In your situation, the U12S with dual fans could be an option - if your chassis has sufficient airflow, which you will want since you are going to have four video cards - or else a nice AIO liquid cooler. Selecting one of those is highly chassis dependent, though, since you need to consider where you can mount the radiator and how that will impact the airflow within the system. Good luck :)

Posted on 2020-02-10 17:46:38
MichaelSB

Thank you for the detailed response! So if you decide to sell a TR 3970X + 4xQuadro 8000 workstation (btw do you plan to sell them?), which combination of motherboard and cooler would you use? There are currently just two boards (Gigabyte Aorus Xtreme and ASRock Creator) that support quad GPU systems with TR3, and only 2-3 AIO coolers with a proper TR base plate (Thermaltake Floe Triple Riing TR4 Edition seems to have the best ratings). As far as cases, there's Corsair Carbide 540 case (not my favorite design tbh), and some nice high airflow cases from Fractal Design (Meshify S2 looks good, but might not fit the XL-ATX Gigabyte board, need to check). Any advice?

Posted on 2020-02-10 18:34:17

Wait... are you going with the 3990X or 3970X? If you are doing the 3970X (per your last comment) then I would go with the U12S... and probably toss a second fan on, just to give you some extra headroom. I personally *far* prefer heatsinks over AIOs, due to a number of factors (less expensive, easier to install, fewer points of failure, no risk of catastrophic failure (leak), etc).

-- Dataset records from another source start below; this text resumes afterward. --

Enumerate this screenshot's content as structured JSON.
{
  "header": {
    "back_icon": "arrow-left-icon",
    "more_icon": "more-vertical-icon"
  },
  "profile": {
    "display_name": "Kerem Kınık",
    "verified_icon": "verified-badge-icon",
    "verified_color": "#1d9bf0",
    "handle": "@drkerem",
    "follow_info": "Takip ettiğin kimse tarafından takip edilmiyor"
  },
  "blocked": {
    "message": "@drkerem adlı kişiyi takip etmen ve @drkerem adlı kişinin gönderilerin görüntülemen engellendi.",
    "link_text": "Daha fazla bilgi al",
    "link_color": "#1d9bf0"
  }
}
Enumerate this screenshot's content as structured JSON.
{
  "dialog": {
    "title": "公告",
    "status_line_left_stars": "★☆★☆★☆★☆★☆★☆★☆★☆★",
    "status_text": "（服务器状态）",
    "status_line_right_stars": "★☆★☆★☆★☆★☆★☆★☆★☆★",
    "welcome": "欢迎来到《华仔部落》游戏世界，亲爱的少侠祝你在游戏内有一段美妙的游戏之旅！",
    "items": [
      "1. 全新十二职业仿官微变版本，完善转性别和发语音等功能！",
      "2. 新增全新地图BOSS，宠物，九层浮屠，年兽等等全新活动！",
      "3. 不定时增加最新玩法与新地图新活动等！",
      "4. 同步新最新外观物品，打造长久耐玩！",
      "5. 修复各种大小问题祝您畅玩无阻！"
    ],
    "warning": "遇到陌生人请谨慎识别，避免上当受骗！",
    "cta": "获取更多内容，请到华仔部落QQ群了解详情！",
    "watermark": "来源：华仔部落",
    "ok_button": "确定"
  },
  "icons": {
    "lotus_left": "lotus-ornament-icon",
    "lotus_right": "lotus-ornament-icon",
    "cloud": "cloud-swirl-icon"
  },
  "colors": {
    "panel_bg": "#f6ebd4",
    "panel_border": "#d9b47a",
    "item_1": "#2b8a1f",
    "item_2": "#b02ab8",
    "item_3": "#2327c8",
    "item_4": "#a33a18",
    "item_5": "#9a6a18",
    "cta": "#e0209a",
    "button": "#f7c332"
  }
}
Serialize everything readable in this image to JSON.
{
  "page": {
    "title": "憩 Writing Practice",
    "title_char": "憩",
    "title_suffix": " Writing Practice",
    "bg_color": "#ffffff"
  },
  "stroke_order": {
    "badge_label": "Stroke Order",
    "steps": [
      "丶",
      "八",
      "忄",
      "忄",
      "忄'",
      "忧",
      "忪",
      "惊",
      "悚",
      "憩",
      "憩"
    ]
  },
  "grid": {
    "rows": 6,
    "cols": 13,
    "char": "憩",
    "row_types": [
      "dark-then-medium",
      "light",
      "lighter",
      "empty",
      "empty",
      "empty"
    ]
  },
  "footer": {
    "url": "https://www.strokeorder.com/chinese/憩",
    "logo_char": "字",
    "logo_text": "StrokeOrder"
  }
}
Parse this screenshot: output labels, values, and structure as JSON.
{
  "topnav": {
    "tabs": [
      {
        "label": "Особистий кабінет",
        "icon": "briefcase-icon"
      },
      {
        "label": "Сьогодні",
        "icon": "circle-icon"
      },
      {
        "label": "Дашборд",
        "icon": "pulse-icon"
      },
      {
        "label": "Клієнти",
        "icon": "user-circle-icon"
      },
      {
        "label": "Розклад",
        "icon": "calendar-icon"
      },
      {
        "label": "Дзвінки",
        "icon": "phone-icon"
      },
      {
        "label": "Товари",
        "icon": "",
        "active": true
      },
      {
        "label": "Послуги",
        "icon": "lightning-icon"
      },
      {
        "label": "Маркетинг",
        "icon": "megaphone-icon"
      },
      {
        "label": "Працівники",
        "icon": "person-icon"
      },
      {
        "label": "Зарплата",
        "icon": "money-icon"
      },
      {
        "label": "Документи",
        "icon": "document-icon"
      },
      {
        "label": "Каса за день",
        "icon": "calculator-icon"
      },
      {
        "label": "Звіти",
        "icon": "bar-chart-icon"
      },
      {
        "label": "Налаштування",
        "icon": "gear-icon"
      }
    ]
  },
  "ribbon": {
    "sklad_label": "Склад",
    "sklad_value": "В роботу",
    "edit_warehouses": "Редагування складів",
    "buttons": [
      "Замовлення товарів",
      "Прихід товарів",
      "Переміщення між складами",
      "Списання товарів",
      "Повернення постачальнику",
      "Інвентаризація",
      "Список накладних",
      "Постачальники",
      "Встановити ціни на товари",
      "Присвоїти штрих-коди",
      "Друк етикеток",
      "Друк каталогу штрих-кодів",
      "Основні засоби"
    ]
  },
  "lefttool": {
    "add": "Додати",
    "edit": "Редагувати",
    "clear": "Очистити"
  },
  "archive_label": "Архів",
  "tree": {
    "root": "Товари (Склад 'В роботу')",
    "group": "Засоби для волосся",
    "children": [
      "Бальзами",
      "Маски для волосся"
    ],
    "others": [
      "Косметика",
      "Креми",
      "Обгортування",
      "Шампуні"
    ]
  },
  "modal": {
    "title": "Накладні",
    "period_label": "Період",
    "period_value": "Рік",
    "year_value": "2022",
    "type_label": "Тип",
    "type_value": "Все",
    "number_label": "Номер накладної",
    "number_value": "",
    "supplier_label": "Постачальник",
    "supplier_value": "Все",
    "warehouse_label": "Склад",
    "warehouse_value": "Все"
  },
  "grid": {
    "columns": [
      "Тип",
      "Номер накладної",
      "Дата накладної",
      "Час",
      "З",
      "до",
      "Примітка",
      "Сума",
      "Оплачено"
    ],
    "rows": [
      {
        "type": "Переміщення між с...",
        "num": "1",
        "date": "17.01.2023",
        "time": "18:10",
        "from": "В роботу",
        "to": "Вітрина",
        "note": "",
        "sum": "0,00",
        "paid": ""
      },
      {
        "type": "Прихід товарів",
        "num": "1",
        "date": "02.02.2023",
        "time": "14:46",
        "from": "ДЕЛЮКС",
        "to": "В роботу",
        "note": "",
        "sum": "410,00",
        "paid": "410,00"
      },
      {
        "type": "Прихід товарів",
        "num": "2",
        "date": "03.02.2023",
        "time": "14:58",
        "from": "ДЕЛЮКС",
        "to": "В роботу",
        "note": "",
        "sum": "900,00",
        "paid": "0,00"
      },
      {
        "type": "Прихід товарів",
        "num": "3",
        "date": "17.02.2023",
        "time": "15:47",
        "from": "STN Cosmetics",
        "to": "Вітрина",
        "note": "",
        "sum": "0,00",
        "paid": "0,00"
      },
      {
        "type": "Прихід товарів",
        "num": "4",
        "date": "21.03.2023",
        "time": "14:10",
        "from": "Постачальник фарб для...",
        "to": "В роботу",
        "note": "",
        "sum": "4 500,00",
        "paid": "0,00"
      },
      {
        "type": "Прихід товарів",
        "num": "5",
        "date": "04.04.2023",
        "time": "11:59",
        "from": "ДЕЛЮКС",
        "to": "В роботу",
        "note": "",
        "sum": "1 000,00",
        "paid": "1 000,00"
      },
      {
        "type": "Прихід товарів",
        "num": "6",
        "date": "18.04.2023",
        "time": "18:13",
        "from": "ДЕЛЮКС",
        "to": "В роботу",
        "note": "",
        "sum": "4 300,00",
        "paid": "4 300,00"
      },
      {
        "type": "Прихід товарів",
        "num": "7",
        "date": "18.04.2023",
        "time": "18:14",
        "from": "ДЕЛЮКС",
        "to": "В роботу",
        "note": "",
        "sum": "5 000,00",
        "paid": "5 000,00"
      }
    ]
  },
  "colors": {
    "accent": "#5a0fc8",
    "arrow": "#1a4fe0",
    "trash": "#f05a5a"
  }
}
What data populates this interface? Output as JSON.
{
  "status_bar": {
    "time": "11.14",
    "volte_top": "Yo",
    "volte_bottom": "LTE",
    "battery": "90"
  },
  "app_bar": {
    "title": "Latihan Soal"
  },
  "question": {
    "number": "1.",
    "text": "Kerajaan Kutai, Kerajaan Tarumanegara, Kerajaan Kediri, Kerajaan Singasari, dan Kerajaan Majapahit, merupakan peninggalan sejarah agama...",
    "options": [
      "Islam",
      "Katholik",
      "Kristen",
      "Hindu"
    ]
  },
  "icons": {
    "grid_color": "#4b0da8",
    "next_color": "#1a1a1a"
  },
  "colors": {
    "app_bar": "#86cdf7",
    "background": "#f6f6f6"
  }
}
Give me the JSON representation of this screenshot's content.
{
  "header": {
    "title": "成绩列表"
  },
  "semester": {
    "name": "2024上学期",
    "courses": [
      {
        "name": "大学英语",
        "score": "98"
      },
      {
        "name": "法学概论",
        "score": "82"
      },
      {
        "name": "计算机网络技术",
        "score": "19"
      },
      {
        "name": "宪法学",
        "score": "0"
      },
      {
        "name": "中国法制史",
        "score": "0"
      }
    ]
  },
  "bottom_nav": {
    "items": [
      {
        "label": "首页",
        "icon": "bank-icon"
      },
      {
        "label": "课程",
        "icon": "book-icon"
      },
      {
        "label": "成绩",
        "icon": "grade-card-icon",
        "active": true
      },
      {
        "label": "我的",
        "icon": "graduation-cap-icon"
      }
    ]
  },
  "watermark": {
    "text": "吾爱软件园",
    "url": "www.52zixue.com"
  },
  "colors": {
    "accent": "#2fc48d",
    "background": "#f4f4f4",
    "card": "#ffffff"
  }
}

If you are going for the 3990X, then I don't have any specific advice as I don't have much recent experience with the larger AIOs :/

As for which motherboard... I guess the Gigabyte Aorus Xtreme? We used that in our early 3970X and 3960X testing, but it is physically too large for most of our current cases. I haven't done a good job of keeping up with chassis options outside of those we carry, but if Fractal Design has something large enough for that motherboard and with good airflow / fan layout (keeping in mind the potential mounting needs of an AIO) then that is probably the way to go. I've heard good things about Corsair's cases as well, but never used one personally.

In terms of what we actually sell, currently it is limited to three GPUs on the Threadripper platform, which conveniently allows us to use the U14S for cooling. We are still looking into qualifying a quad-GPU capable motherboard + chassis + cooling combination, but I don't know if we will end up finding a setup that passes our qualification process or not :(

Posted on 2020-02-10 18:42:55
MichaelSB

I haven't decided yet on 3990X vs 3970X - 32 higher frequency cores might actually be better to feed four GPUs than 64 slower ones. And if this is true, then 3970X would have higher utilization (and therefore require better cooling) than 3990X.

My main concern is having four GPUs in the case - without them I'd not hesitate to go with an air cooler, but I'm afraid the GPUs will heat up the inside of the case quite a bit, and then the air cooler will struggle. Can you please point me to your build with 3 GPUs on TR platform?

Posted on 2020-02-10 19:09:20

If you are using Quadro GPUs, then they won't be adding much heat inside the chassis. They use blower-style fans, which do a pretty good job of pushing the heat out the back of the card (and thus outside of the system / case). What you do need to ensure, with such cards, is that you have enough fresh air intake to keep those fans fed with cool air from in front or on the side of the system (you don't want to pull air from behind it back in, since that will be heated already).

One of the easiest places to see our options for a Threadripper with up to three GPUs is our V-Ray recommended system. Here is a link to that page, with the 3990X, a lot of RAM, and three RTX 8000s pre-selected (though you can, of course, adjust those options around as you see fit):

http://puget.systems/go/152334

Posted on 2020-02-10 19:23:38
Donald Kinghorn

Thanks for jumping in on this William!